A better description than option 1 is to represent that the construction without the indefinite article (top path in Fig. 4) and the construction with the indefinite article (bottom path in Fig. 4) are equivalents, as described in Fig. 6. This equivalency is expressed through the use of the global variable @A. That grammar can then be used in the transformational module to generate all the equivalent constructions.

Fig. 6.
figure 6

Characterizing indefinite constructions: paraphrasing through transformational analysis

Table 2. Statistics on the merge between human intransitive adjectives and Port4NooJ adjectives

7 Preliminary Results

Port4NooJ dictionary formalizes 40,336 lemmas that recognize 1,006,424 word forms. There are 13,051 entries formalizing adjectives that correspond to 6,115 different adjectives.

The new standalone dictionary of human intransitive adjectives integrated in Port4NooJ includes 5,177 entries, that correspond to 4,138 different adjectives. Table 2 shows, for each lexicon-grammar table, how many adjectives existed already in Port4NooJ, and how many were added. Only 26 % of the adjectives formalized in the lexicon-grammar tables were in Port4NooJ alreadyFootnote 10. This means that the number of different adjectives in Port4Nooj increased about 50 %.

A few grammars were constructed that explore the information in the new dictionary to extend eSPERTo paraphrase knowledge. We started by developing grammars to recognize and paraphrase (i) constructions involving patronymic adjectives, (ii) characterizing indefinite constructions, (iii) the possibility of alternating Vcop ser and estar with other aspectual variants, and (iv) cross constructions.

Fig. 7.
figure 7

Using properties of the human intransitive adjectives in noun phrase grammars

The information in the new dictionary of human intransitive adjectives was also used to improve the recognition of human noun phrases (see Fig. 7).
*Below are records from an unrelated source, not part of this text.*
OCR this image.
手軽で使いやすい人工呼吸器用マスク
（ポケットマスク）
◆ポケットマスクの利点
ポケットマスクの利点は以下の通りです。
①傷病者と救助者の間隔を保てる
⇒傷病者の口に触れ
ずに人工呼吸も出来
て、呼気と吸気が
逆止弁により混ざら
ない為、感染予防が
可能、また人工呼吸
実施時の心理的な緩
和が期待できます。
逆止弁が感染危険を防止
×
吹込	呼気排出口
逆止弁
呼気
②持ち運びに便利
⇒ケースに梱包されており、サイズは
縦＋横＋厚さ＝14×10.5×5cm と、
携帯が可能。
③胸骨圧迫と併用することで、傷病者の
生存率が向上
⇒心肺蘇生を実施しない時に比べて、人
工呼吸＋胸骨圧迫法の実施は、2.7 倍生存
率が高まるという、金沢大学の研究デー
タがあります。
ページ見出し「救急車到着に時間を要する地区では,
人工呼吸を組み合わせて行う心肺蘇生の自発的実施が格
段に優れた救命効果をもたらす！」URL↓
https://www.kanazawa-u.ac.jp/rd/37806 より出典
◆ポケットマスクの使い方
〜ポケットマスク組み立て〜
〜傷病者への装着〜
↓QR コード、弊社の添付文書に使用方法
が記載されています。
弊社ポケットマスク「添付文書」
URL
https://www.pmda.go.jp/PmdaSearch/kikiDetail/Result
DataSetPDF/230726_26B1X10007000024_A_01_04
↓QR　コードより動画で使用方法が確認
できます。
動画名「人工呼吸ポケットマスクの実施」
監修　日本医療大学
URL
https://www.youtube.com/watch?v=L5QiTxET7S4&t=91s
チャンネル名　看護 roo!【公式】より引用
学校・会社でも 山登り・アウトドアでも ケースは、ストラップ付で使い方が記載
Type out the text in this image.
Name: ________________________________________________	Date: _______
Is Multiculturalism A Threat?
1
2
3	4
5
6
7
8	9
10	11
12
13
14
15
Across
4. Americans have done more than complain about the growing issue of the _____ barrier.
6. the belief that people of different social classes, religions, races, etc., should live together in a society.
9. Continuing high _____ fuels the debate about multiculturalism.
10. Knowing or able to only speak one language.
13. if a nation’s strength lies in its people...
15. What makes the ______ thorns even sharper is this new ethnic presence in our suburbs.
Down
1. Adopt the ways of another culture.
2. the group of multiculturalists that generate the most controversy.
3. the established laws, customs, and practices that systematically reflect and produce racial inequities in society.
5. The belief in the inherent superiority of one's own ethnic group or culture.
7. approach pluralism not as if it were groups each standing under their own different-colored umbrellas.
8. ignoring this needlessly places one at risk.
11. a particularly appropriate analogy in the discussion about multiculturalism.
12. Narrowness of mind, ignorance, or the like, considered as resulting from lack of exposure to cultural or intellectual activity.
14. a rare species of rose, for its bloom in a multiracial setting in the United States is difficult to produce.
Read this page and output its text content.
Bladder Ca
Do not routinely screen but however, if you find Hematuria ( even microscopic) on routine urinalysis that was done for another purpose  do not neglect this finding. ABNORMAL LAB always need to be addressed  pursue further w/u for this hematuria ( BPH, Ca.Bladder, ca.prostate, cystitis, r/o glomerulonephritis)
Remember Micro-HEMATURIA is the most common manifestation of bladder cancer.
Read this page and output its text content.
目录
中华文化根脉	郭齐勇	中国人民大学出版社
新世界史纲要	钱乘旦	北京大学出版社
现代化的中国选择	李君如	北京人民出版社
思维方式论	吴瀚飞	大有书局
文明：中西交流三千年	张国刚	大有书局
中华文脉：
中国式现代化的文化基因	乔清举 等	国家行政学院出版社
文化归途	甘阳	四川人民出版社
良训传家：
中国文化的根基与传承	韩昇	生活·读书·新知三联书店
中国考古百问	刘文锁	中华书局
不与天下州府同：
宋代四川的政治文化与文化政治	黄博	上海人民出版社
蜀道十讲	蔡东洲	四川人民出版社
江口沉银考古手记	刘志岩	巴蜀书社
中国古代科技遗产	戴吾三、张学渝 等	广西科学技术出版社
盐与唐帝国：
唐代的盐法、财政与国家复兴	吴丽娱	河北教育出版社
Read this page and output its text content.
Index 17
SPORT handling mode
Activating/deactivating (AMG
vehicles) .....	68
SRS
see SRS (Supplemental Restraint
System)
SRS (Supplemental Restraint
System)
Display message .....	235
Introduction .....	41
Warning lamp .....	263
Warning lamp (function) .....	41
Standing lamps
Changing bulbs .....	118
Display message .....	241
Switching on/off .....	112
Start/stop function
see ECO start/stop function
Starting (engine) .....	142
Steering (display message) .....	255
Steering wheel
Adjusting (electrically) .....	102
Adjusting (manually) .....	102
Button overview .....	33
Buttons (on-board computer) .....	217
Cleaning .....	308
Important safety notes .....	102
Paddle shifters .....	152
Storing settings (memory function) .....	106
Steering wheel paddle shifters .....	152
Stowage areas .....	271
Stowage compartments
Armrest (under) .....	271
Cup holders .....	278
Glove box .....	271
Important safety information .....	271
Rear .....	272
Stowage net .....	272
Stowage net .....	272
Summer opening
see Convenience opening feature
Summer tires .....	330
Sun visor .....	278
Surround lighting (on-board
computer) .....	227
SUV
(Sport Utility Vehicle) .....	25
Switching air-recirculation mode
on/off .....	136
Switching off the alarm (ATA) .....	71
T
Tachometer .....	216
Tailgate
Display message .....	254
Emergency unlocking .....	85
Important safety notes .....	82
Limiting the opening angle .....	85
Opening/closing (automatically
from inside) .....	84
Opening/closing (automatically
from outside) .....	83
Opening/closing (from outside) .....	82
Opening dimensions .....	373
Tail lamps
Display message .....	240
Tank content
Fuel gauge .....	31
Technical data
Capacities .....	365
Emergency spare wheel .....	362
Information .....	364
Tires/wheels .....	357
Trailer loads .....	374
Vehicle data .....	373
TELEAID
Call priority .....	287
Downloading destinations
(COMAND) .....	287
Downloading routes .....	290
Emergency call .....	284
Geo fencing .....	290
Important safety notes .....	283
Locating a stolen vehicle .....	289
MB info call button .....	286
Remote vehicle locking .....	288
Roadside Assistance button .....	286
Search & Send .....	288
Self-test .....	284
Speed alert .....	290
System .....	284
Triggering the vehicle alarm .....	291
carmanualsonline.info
8 Conclusions and Future Work

We successfully integrated 15 lexicon-grammar tables describing the distributional properties of human intransitive adjectives into Port4NooJ by creating a standalone dictionary of human intransitive adjectives and by creating grammars that use information provided by the new dictionary to describe equivalent constructions involving those adjectives. In this way, we extended eSPERTo paraphrasing capabilities.

In the near future, we intend to: (i) create additional grammars to recognize the remaining constructions formalized in lexicon-grammar tables of human intransitive adjectives; (ii) revise and evaluate the new resources; (iii) integrate and adapt additional lexicon-grammar tables, such as the ones formalizing constructions with Vsup ser de (Baptista 2000) and Vsup fazer (Chacoto 2005).

We will also use the Port4NooJ paraphrase knowledge to annotate a corpus with paraphrases. This corpus will be used to develop, train and test the eSPERTo’s hybrid paraphrase acquisition engine. In turn, the new paraphrases will be merged with the existing paraphrases in Port4NooJ.